Should I say I'm happy about the digicam I have come to possess? Yeah, to some extent. It's again a Sony brand, red in colour, with a touch screen and sliding lens and it promises to give 10-megapixel resolution and 5.0 X zooming. I have so far taken a few random snaps, say those trial clicks of people and sceneries, but the best snap is yet to come. There are many things to learn; even with the digital convenience things would not come just like that. In fact after reading the manual--both its brochure and electronic versions--I've landed myself in a quagmire of confusion. The people I approach for help are the ones with some experience in photography.
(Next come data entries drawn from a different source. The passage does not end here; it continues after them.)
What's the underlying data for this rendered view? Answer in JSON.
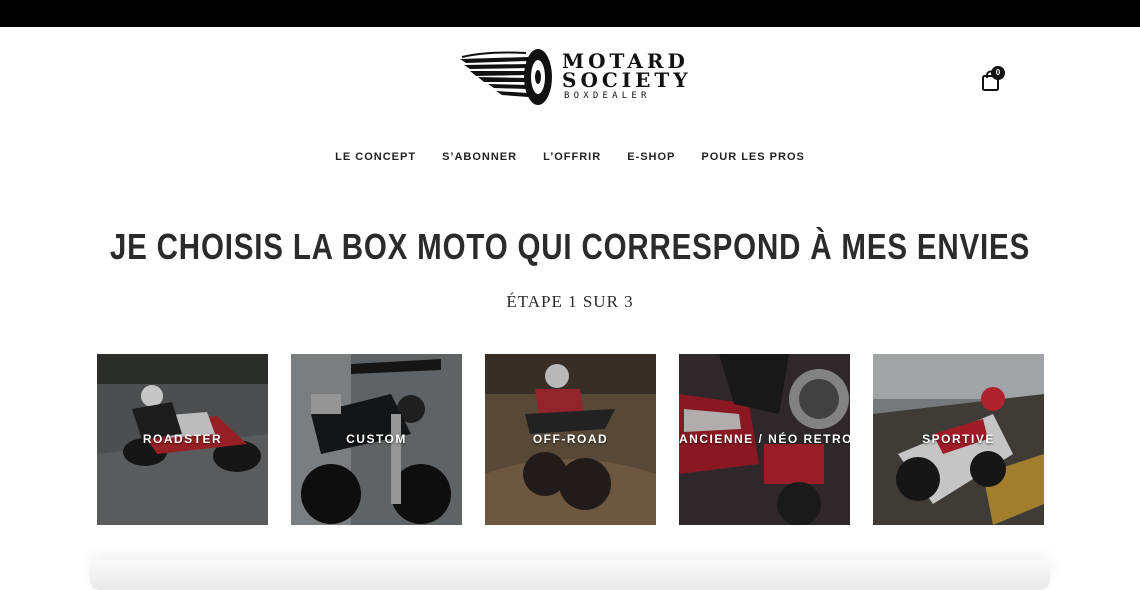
{
  "header": {
    "brand_line1": "MOTARD",
    "brand_line2": "SOCIETY",
    "brand_line3": "BOXDEALER",
    "cart_count": "0"
  },
  "nav": {
    "items": [
      {
        "label": "LE CONCEPT"
      },
      {
        "label": "S’ABONNER"
      },
      {
        "label": "L’OFFRIR"
      },
      {
        "label": "E-SHOP"
      },
      {
        "label": "POUR LES PROS"
      }
    ]
  },
  "main": {
    "headline": "JE CHOISIS LA BOX MOTO QUI CORRESPOND À MES ENVIES",
    "step": "ÉTAPE 1 SUR 3",
    "categories": [
      {
        "label": "ROADSTER"
      },
      {
        "label": "CUSTOM"
      },
      {
        "label": "OFF-ROAD"
      },
      {
        "label": "ANCIENNE / NÉO RETRO"
      },
      {
        "label": "SPORTIVE"
      }
    ]
  },
  "colors": {
    "topbar": "#000000",
    "text": "#222222",
    "tile_label": "#ffffff"
  },
  "icons": [
    "winged-wheel-logo-icon",
    "shopping-bag-icon"
  ]
}
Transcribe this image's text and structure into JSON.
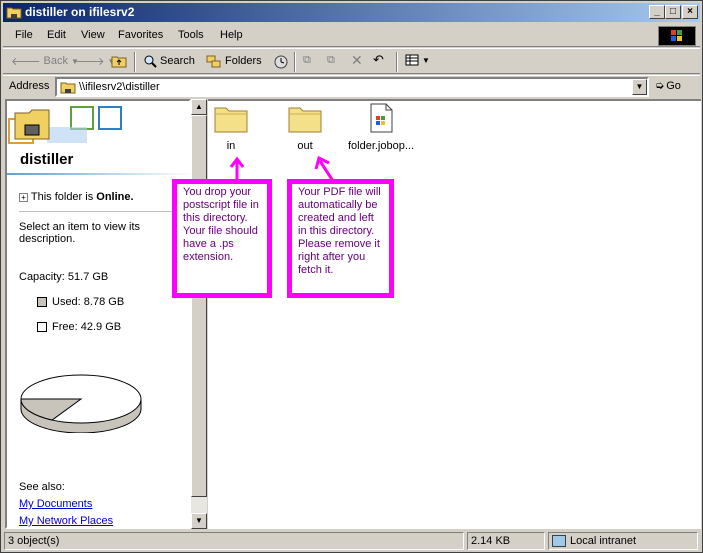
{
  "window": {
    "title": "distiller on ifilesrv2"
  },
  "menu": {
    "items": [
      "File",
      "Edit",
      "View",
      "Favorites",
      "Tools",
      "Help"
    ]
  },
  "toolbar": {
    "back": "Back",
    "search": "Search",
    "folders": "Folders"
  },
  "address": {
    "label": "Address",
    "value": "\\\\ifilesrv2\\distiller",
    "go": "Go"
  },
  "left_pane": {
    "folder_name": "distiller",
    "online_prefix": "This folder is ",
    "online_status": "Online.",
    "prompt": "Select an item to view its description.",
    "capacity": "Capacity: 51.7 GB",
    "used": "Used: 8.78 GB",
    "free": "Free: 42.9 GB",
    "used_fraction": 0.17,
    "see_also": "See also:",
    "links": [
      "My Documents",
      "My Network Places"
    ]
  },
  "files": [
    {
      "name": "in",
      "icon": "folder-icon"
    },
    {
      "name": "out",
      "icon": "folder-icon"
    },
    {
      "name": "folder.jobop...",
      "icon": "joboptions-file-icon"
    }
  ],
  "annotations": {
    "in_note": "You drop your postscript file in this directory. Your file should have a .ps extension.",
    "out_note": "Your PDF file will automatically be created and left in this directory. Please remove it right after you fetch it.",
    "accent_color": "#ff00ff"
  },
  "status": {
    "objects": "3 object(s)",
    "size": "2.14 KB",
    "zone": "Local intranet"
  }
}
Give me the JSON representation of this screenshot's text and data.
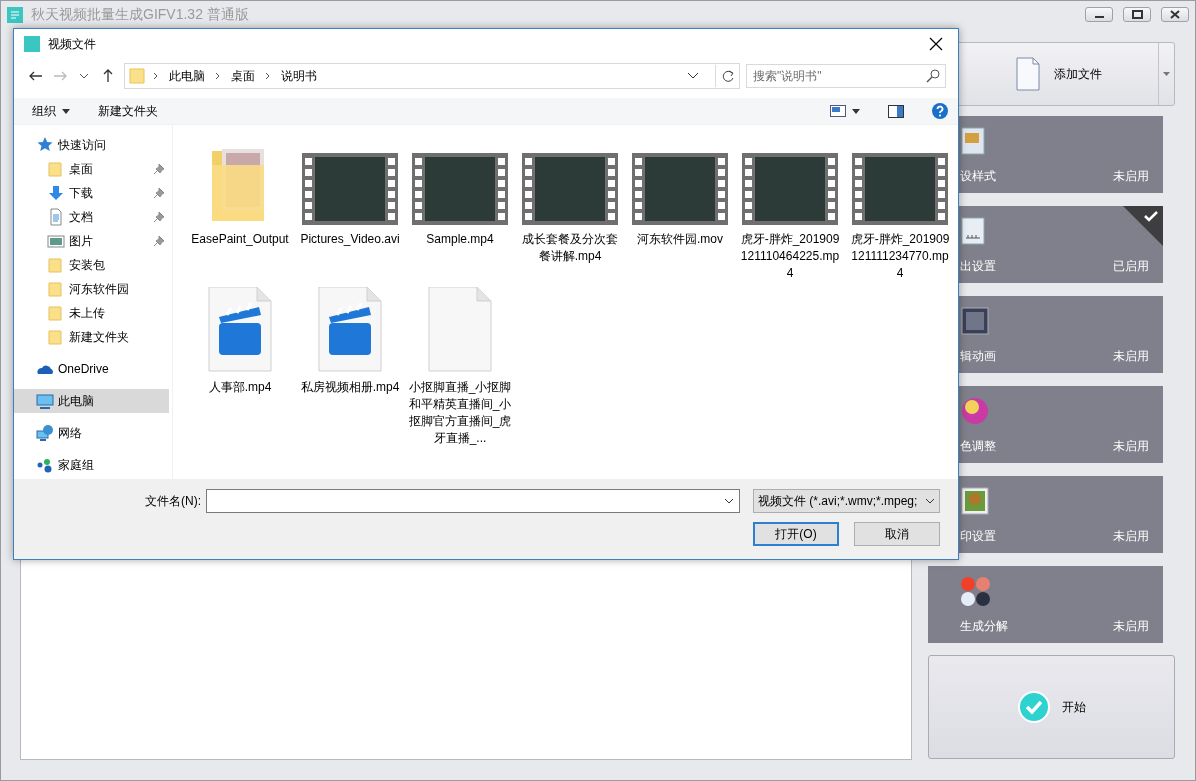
{
  "window": {
    "title": "秋天视频批量生成GIFV1.32 普通版"
  },
  "side_panel": {
    "add_button": {
      "label": "添加文件"
    },
    "cards": [
      {
        "label": "设样式",
        "status": "未启用",
        "enabled": false
      },
      {
        "label": "出设置",
        "status": "已启用",
        "enabled": true
      },
      {
        "label": "辑动画",
        "status": "未启用",
        "enabled": false
      },
      {
        "label": "色调整",
        "status": "未启用",
        "enabled": false
      },
      {
        "label": "印设置",
        "status": "未启用",
        "enabled": false
      },
      {
        "label": "生成分解",
        "status": "未启用",
        "enabled": false
      }
    ],
    "start_button": {
      "label": "开始"
    }
  },
  "dialog": {
    "title": "视频文件",
    "breadcrumb": [
      "此电脑",
      "桌面",
      "说明书"
    ],
    "search": {
      "placeholder": "搜索\"说明书\""
    },
    "toolbar": {
      "organize": "组织",
      "new_folder": "新建文件夹"
    },
    "nav": [
      {
        "label": "快速访问",
        "selected": false,
        "pinned": false,
        "children": [
          {
            "label": "桌面",
            "selected": false,
            "pinned": true
          },
          {
            "label": "下载",
            "selected": false,
            "pinned": true
          },
          {
            "label": "文档",
            "selected": false,
            "pinned": true
          },
          {
            "label": "图片",
            "selected": false,
            "pinned": true
          },
          {
            "label": "安装包",
            "selected": false,
            "pinned": false
          },
          {
            "label": "河东软件园",
            "selected": false,
            "pinned": false
          },
          {
            "label": "未上传",
            "selected": false,
            "pinned": false
          },
          {
            "label": "新建文件夹",
            "selected": false,
            "pinned": false
          }
        ]
      },
      {
        "label": "OneDrive",
        "selected": false,
        "pinned": false
      },
      {
        "label": "此电脑",
        "selected": true,
        "pinned": false
      },
      {
        "label": "网络",
        "selected": false,
        "pinned": false
      },
      {
        "label": "家庭组",
        "selected": false,
        "pinned": false
      }
    ],
    "files": [
      {
        "name": "EasePaint_Output",
        "kind": "folder"
      },
      {
        "name": "Pictures_Video.avi",
        "kind": "video"
      },
      {
        "name": "Sample.mp4",
        "kind": "video"
      },
      {
        "name": "成长套餐及分次套餐讲解.mp4",
        "kind": "video"
      },
      {
        "name": "河东软件园.mov",
        "kind": "video"
      },
      {
        "name": "虎牙-胖炸_201909121110464225.mp4",
        "kind": "video"
      },
      {
        "name": "虎牙-胖炸_201909121111234770.mp4",
        "kind": "video"
      },
      {
        "name": "人事部.mp4",
        "kind": "clip"
      },
      {
        "name": "私房视频相册.mp4",
        "kind": "clip"
      },
      {
        "name": "小抠脚直播_小抠脚和平精英直播间_小抠脚官方直播间_虎牙直播_...",
        "kind": "blank"
      }
    ],
    "file_name": {
      "label": "文件名(N):"
    },
    "file_type": "视频文件 (*.avi;*.wmv;*.mpeg;",
    "buttons": [
      {
        "label": "打开(O)",
        "default": true
      },
      {
        "label": "取消",
        "default": false
      }
    ]
  }
}
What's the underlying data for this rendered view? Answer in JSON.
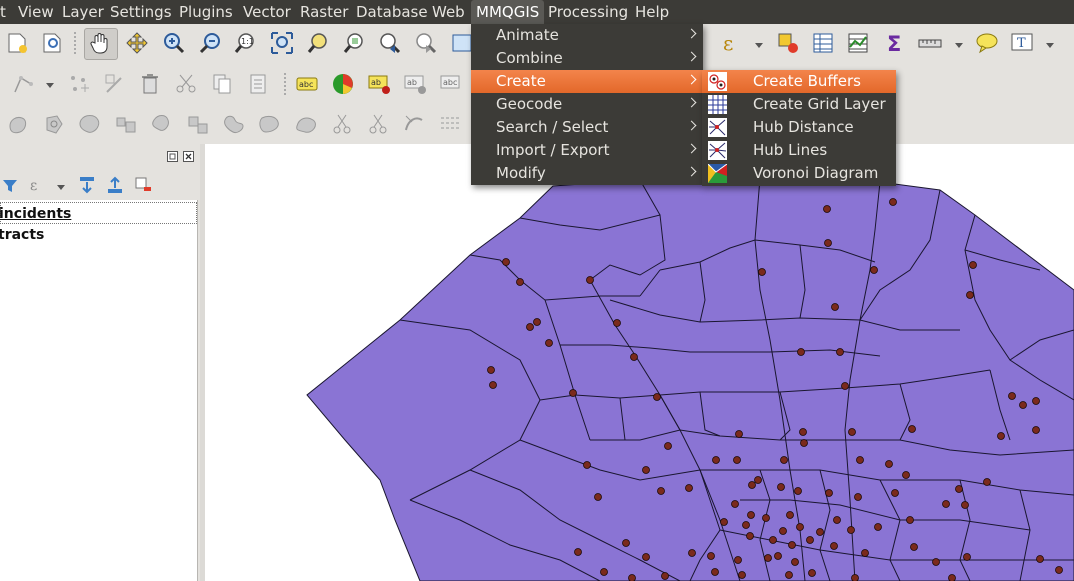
{
  "menubar": {
    "items": [
      "t",
      "View",
      "Layer",
      "Settings",
      "Plugins",
      "Vector",
      "Raster",
      "Database",
      "Web",
      "MMQGIS",
      "Processing",
      "Help"
    ]
  },
  "mmqgis_menu": {
    "items": [
      "Animate",
      "Combine",
      "Create",
      "Geocode",
      "Search / Select",
      "Import / Export",
      "Modify"
    ]
  },
  "create_submenu": {
    "items": [
      "Create Buffers",
      "Create Grid Layer",
      "Hub Distance",
      "Hub Lines",
      "Voronoi Diagram"
    ],
    "icons": [
      "buffers-icon",
      "grid-layer-icon",
      "hub-distance-icon",
      "hub-lines-icon",
      "voronoi-icon"
    ]
  },
  "layers": {
    "items": [
      "incidents",
      "tracts"
    ]
  },
  "map": {
    "polygon_color": "#8a74d4",
    "outline_color": "#1a1630",
    "point_color": "#7a2a1c"
  },
  "colors": {
    "menubar_bg": "#3c3b37",
    "highlight": "#e96c30"
  }
}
They are quick to understand what I expect of my camera and tell me clearly that either I should remain content with the result I get or go for one SLR, a real good one for professional experience. An SLR? Oh no, not again! Better I first enrol myself in a photography school and then try to handle a camera of that high sophistication. For the present I should better curb my expectation and turn the pages of the manuals for the second and third time...
An instrument for perfect music, sleek and smooth--it has to be an i-pod Nano. And that's the best my money could buy. More expensive ones are available, like more price could always buy better goods, but what more should one need than an 8-GB of music space? Unlike the other gadgets, this one comes with just one slip of paper mentioning only a few tips of operation. So brief is the user manual-- lo, where does one go to get started? One has to quickly read those voluminous text spread across the net--starting from Apple's own home page and then crawling around the bulletin boards of the user communities--in order that he is able to use it. One has to download 65 MB of application to set it up. One should possess the gadgets of connectivity before one decides to possess an i-pod. It needs a laptop, or for that matter a USB port, to draw power for its sustenance. I just fail to understand why on earth they should make the machine so complicated! Say for instance, loading photographs into an i-pod: if new photos are to be loaded the old one's will go!
I just wonder: Are these hassles going to do something good to me and my confidence level?